In the preparation for the upcoming elections of the spring 2014, the government of Afghanistan published a list of 173 health facilities designated as polling stations.

First and foremost ACBAR members acknowledge that the upcoming election process is a civilian political process, thus non-military, and therefore shouldn’t be targeted under International Humanitarian Law.

However, in the current context of an on-going non-international armed conflict between the Government of Afghanistan, together with its international allies, and numerous, disparate Armed Opposition Groups; the fact that Afghan and international security forces will be involved in the protection of voting centers and the fact that the current political process is strongly contested (and backed by parties to the on-going non-international armed conflict), voting centers present a high risk of being attacked during the process.

The current conflict has an increasingly high impact on the lives of the afghan population with health providers being unable to operate properly (permanently or temporarily) in 58 districts of the country.
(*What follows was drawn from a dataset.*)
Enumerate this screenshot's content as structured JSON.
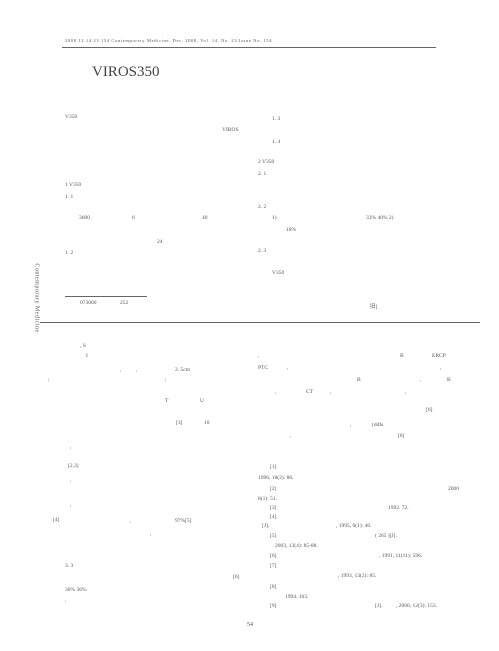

Firstly, according to International Humanitarian Law, health-care facilities retain their protected status as long as they are exclusively devoted to the care of the wounded and the sick and are not used to advance military goals. Designating health facilities as polling stations would thus put the patients and the staff working in these facilities at risks of attacks. This protected status is what allows health-care providers to operate in conflict situations and is at the heart of their mission. It is by operating as neutral, impartial actors that health care providers are able to gain access and respect from all parties to a conflict. In the current context, using health care facilities as a political space would severely harm the perception that other actors and the population have of them.

Secondly, using these essential life-saving for political purposes would clearly undermine their availability for healthcare purposes thus disturbing their normal operations and hindering the access for the population, the continuity of care for the patients.

We, as Non-Governmental Organizations working in Afghanistan, are asking all parties to the conflict and among them the Government of Afghanistan and the international community supporting the election process, to protect the access to healthcare. Voting in healthcare facilities is endangering both the health personnel and the patients and their families.

We ask that this abuse of health facilities should under all circumstances be avoided in the upcoming elections and for other political purposes.

ACBAR, the Agency Coordinating Body for Afghan Relief & Development, is an Afghan independent body bringing together 128 national and international NGOs working in Afghanistan and abiding by the humanitarian principles of independence, neutrality, impartiality and humanity. As the collective voice of NGOs operating in Afghanistan, ACBAR’s activities have focused heavily on; information to its members / the aid community, coordination of activities at the national / regional levels, and advocacy on issues affecting the work of its members.